Análise – Sonic Racing CrossWorlds: Sega faz o que Nintendo não faz

Reprodução.

Antes de iniciar para valer mais uma resenha, eu tenho que ser sincero sobre uma opinião pessoal minha com os leitores: eu nunca vi qualquer sentido em um jogo de corrida de Sonic onde esse personagem e os demais personagens de seu universo entram em veículos para disputarem corridas.

Afinal, por que um personagem que tem plena ciência de sua grande velocidade correndo usando as próprias pernas em todas as mídias que já apareceu iria querer disputar com seus companheiros (ou “colegas”, se estivermos falando de alguns rivais de longa data do ouriço…) para ver quem seria o mais veloz, com ele mesmo já sabendo?

SEGA / Divulgação

Se bem que… não há também um porquê exato de Mario e Crash resolverem apostar corridas a bordo de veículos com outros personagens de seus respectivos jogos, então, err…dane-se! Talvez a ideia só pareça legal e isso por si só basta. Principalmente se for bem executada, afinal estamos falando de personagens cartunescos sem qualquer compromisso com a realidade como a conhecemos.

E quando desenvolvedoras resolvem ir muito além de simplesmente seguir uma tendência estabelecida por concorrentes e resolvem jogar ainda mais propostas que a princípio também não parecem fazer qualquer sentido e ainda por cima misturarem tudo em um belo “liquidificador” imaginário para simplesmente ver o quê que sai disso?

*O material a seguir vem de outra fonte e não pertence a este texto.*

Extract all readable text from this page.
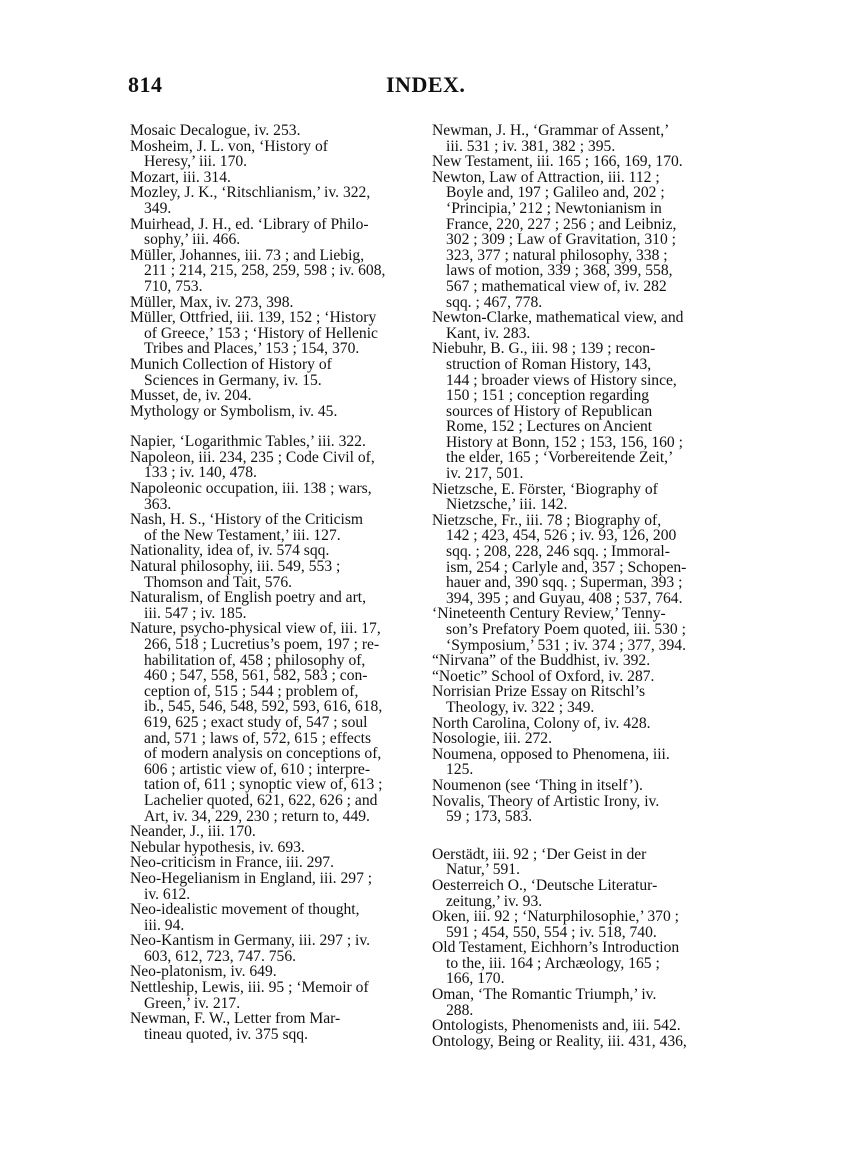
814	INDEX.
Mosaic Decalogue, iv. 253.
Mosheim, J. L. von, ‘History of
Heresy,’ iii. 170.
Mozart, iii. 314.
Mozley, J. K., ‘Ritschlianism,’ iv. 322,
349.
Muirhead, J. H., ed. ‘Library of Philo-
sophy,’ iii. 466.
Müller, Johannes, iii. 73 ; and Liebig,
211 ; 214, 215, 258, 259, 598 ; iv. 608,
710, 753.
Müller, Max, iv. 273, 398.
Müller, Ottfried, iii. 139, 152 ; ‘History
of Greece,’ 153 ; ‘History of Hellenic
Tribes and Places,’ 153 ; 154, 370.
Munich Collection of History of
Sciences in Germany, iv. 15.
Musset, de, iv. 204.
Mythology or Symbolism, iv. 45.
Napier, ‘Logarithmic Tables,’ iii. 322.
Napoleon, iii. 234, 235 ; Code Civil of,
133 ; iv. 140, 478.
Napoleonic occupation, iii. 138 ; wars,
363.
Nash, H. S., ‘History of the Criticism
of the New Testament,’ iii. 127.
Nationality, idea of, iv. 574 sqq.
Natural philosophy, iii. 549, 553 ;
Thomson and Tait, 576.
Naturalism, of English poetry and art,
iii. 547 ; iv. 185.
Nature, psycho-physical view of, iii. 17,
266, 518 ; Lucretius’s poem, 197 ; re-
habilitation of, 458 ; philosophy of,
460 ; 547, 558, 561, 582, 583 ; con-
ception of, 515 ; 544 ; problem of,
ib., 545, 546, 548, 592, 593, 616, 618,
619, 625 ; exact study of, 547 ; soul
and, 571 ; laws of, 572, 615 ; effects
of modern analysis on conceptions of,
606 ; artistic view of, 610 ; interpre-
tation of, 611 ; synoptic view of, 613 ;
Lachelier quoted, 621, 622, 626 ; and
Art, iv. 34, 229, 230 ; return to, 449.
Neander, J., iii. 170.
Nebular hypothesis, iv. 693.
Neo-criticism in France, iii. 297.
Neo-Hegelianism in England, iii. 297 ;
iv. 612.
Neo-idealistic movement of thought,
iii. 94.
Neo-Kantism in Germany, iii. 297 ; iv.
603, 612, 723, 747. 756.
Neo-platonism, iv. 649.
Nettleship, Lewis, iii. 95 ; ‘Memoir of
Green,’ iv. 217.
Newman, F. W., Letter from Mar-
tineau quoted, iv. 375 sqq.
Newman, J. H., ‘Grammar of Assent,’
iii. 531 ; iv. 381, 382 ; 395.
New Testament, iii. 165 ; 166, 169, 170.
Newton, Law of Attraction, iii. 112 ;
Boyle and, 197 ; Galileo and, 202 ;
‘Principia,’ 212 ; Newtonianism in
France, 220, 227 ; 256 ; and Leibniz,
302 ; 309 ; Law of Gravitation, 310 ;
323, 377 ; natural philosophy, 338 ;
laws of motion, 339 ; 368, 399, 558,
567 ; mathematical view of, iv. 282
sqq. ; 467, 778.
Newton-Clarke, mathematical view, and
Kant, iv. 283.
Niebuhr, B. G., iii. 98 ; 139 ; recon-
struction of Roman History, 143,
144 ; broader views of History since,
150 ; 151 ; conception regarding
sources of History of Republican
Rome, 152 ; Lectures on Ancient
History at Bonn, 152 ; 153, 156, 160 ;
the elder, 165 ; ‘Vorbereitende Zeit,’
iv. 217, 501.
Nietzsche, E. Förster, ‘Biography of
Nietzsche,’ iii. 142.
Nietzsche, Fr., iii. 78 ; Biography of,
142 ; 423, 454, 526 ; iv. 93, 126, 200
sqq. ; 208, 228, 246 sqq. ; Immoral-
ism, 254 ; Carlyle and, 357 ; Schopen-
hauer and, 390 sqq. ; Superman, 393 ;
394, 395 ; and Guyau, 408 ; 537, 764.
‘Nineteenth Century Review,’ Tenny-
son’s Prefatory Poem quoted, iii. 530 ;
‘Symposium,’ 531 ; iv. 374 ; 377, 394.
“Nirvana” of the Buddhist, iv. 392.
“Noetic” School of Oxford, iv. 287.
Norrisian Prize Essay on Ritschl’s
Theology, iv. 322 ; 349.
North Carolina, Colony of, iv. 428.
Nosologie, iii. 272.
Noumena, opposed to Phenomena, iii.
125.
Noumenon (see ‘Thing in itself’).
Novalis, Theory of Artistic Irony, iv.
59 ; 173, 583.
Oerstädt, iii. 92 ; ‘Der Geist in der
Natur,’ 591.
Oesterreich O., ‘Deutsche Literatur-
zeitung,’ iv. 93.
Oken, iii. 92 ; ‘Naturphilosophie,’ 370 ;
591 ; 454, 550, 554 ; iv. 518, 740.
Old Testament, Eichhorn’s Introduction
to the, iii. 164 ; Archæology, 165 ;
166, 170.
Oman, ‘The Romantic Triumph,’ iv.
288.
Ontologists, Phenomenists and, iii. 542.
Ontology, Being or Reality, iii. 431, 436,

Pois bem, pode-se dizer que ao menos para a Sega, uma dessas “vitaminas” improvisadas parece ser justamente Sonic Racing: CrossWorlds. Mas o que dá um gosto tão especial a essa nova tentativa da Sega em emplacar um jogo no melhor estilo Mario Kart a seu icônico mascote? Que tipo de decisões aparentemente “malucas” teriam levado a dúvidas se o resultado final daria ou não certo? O que fez um jogo que para muitos é aparentemente só mais um clone de Mario Kart a trazer um diferencial daquele que é o seu principal concorrente? Venha comigo ficar por dentro do que aconteceu para que essas e talvez outras perguntam sejam respondidas.

É PRECISO CORRER AINDA MAIS RÁPIDO

SEGA / Divulgação

Embora Sonic Racing: CrossWorlds não possua uma história propriamente dita de onde se chega em tudo aquilo que vemos em tela, é importante ao menos entender a história real da relação entre Sonic e o gênero corrida, ao longo de mais de 30 anos de carreira do personagem nos videogames e de como a Sega chegou até o jogo analisado atual.

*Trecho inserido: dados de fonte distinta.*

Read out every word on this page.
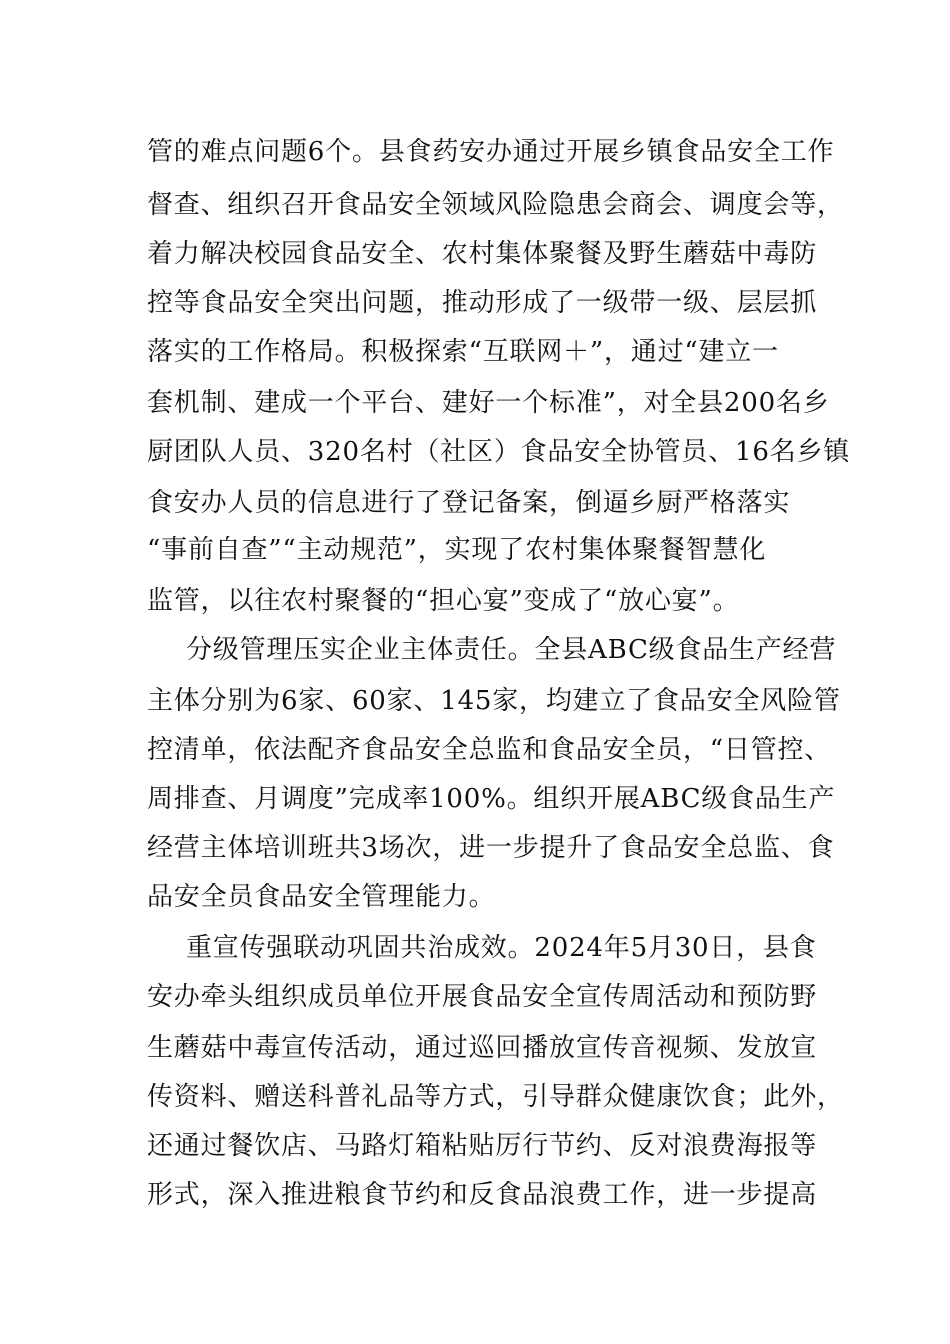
管的难点问题6个。县食药安办通过开展乡镇食品安全工作
督查、组织召开食品安全领域风险隐患会商会、调度会等，
着力解决校园食品安全、农村集体聚餐及野生蘑菇中毒防
控等食品安全突出问题，推动形成了一级带一级、层层抓
落实的工作格局。积极探索“互联网＋”，通过“建立一
套机制、建成一个平台、建好一个标准”，对全县200名乡
厨团队人员、320名村（社区）食品安全协管员、16名乡镇
食安办人员的信息进行了登记备案，倒逼乡厨严格落实
“事前自查”“主动规范”，实现了农村集体聚餐智慧化
监管，以往农村聚餐的“担心宴”变成了“放心宴”。
分级管理压实企业主体责任。全县ABC级食品生产经营
主体分别为6家、60家、145家，均建立了食品安全风险管
控清单，依法配齐食品安全总监和食品安全员，“日管控、
周排查、月调度”完成率100%。组织开展ABC级食品生产
经营主体培训班共3场次，进一步提升了食品安全总监、食
品安全员食品安全管理能力。
重宣传强联动巩固共治成效。2024年5月30日，县食
安办牵头组织成员单位开展食品安全宣传周活动和预防野
生蘑菇中毒宣传活动，通过巡回播放宣传音视频、发放宣
传资料、赠送科普礼品等方式，引导群众健康饮食；此外，
还通过餐饮店、马路灯箱粘贴厉行节约、反对浪费海报等
形式，深入推进粮食节约和反食品浪费工作，进一步提高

Enquanto seu rival de longa data, Mario, já fazia história com o sucesso do então inusitado spin-off Super Mario Kart no Super Nintendo no ano de 1992, o ouriço velocista da Sega tinha por volta de apenas um ano de vida e no mesmo ano estava apenas dando continuidade ao êxito alcançado no ano anterior com Sonic 2, um jogo que alguns anos mais tarde consolidaria o status de clássico não só do console Mega Drive como da marca que já estava estabelecida.

Ao acompanhar os bons frutos colhidos pela concorrência, a Sega começou a considerar a ideia de aventurar seu velocista azul pelas pistas dirigindo veículos, mas ainda não tinha dimensões exatas de como fazê-lo, uma vez que as regras de jogos ao estilo “Mario Kart” ainda estavam se estabelecendo, e em uma tentativa um tanto quanto tímida de testar a proposta, lançou o game Sonic Drift para o seu Game Gear, um dos antagonistas do Game Boy da Nintendo dentro do segmento de videogames portáteis.

O desempenho da iniciativa foi modesto, mas suficiente para ao menos garantir uma sequência para o mesmo aparelho no ano seguinte, com direito a port para o Master System, mas algum tempo depois a Sega deixou “na garagem” os carros para fazer algumas experimentações que talvez deixassem jogos de corrida mais com a identidade que Sonic havia estabelecido, de um herói veloz e de estilo “radical” e juvenil.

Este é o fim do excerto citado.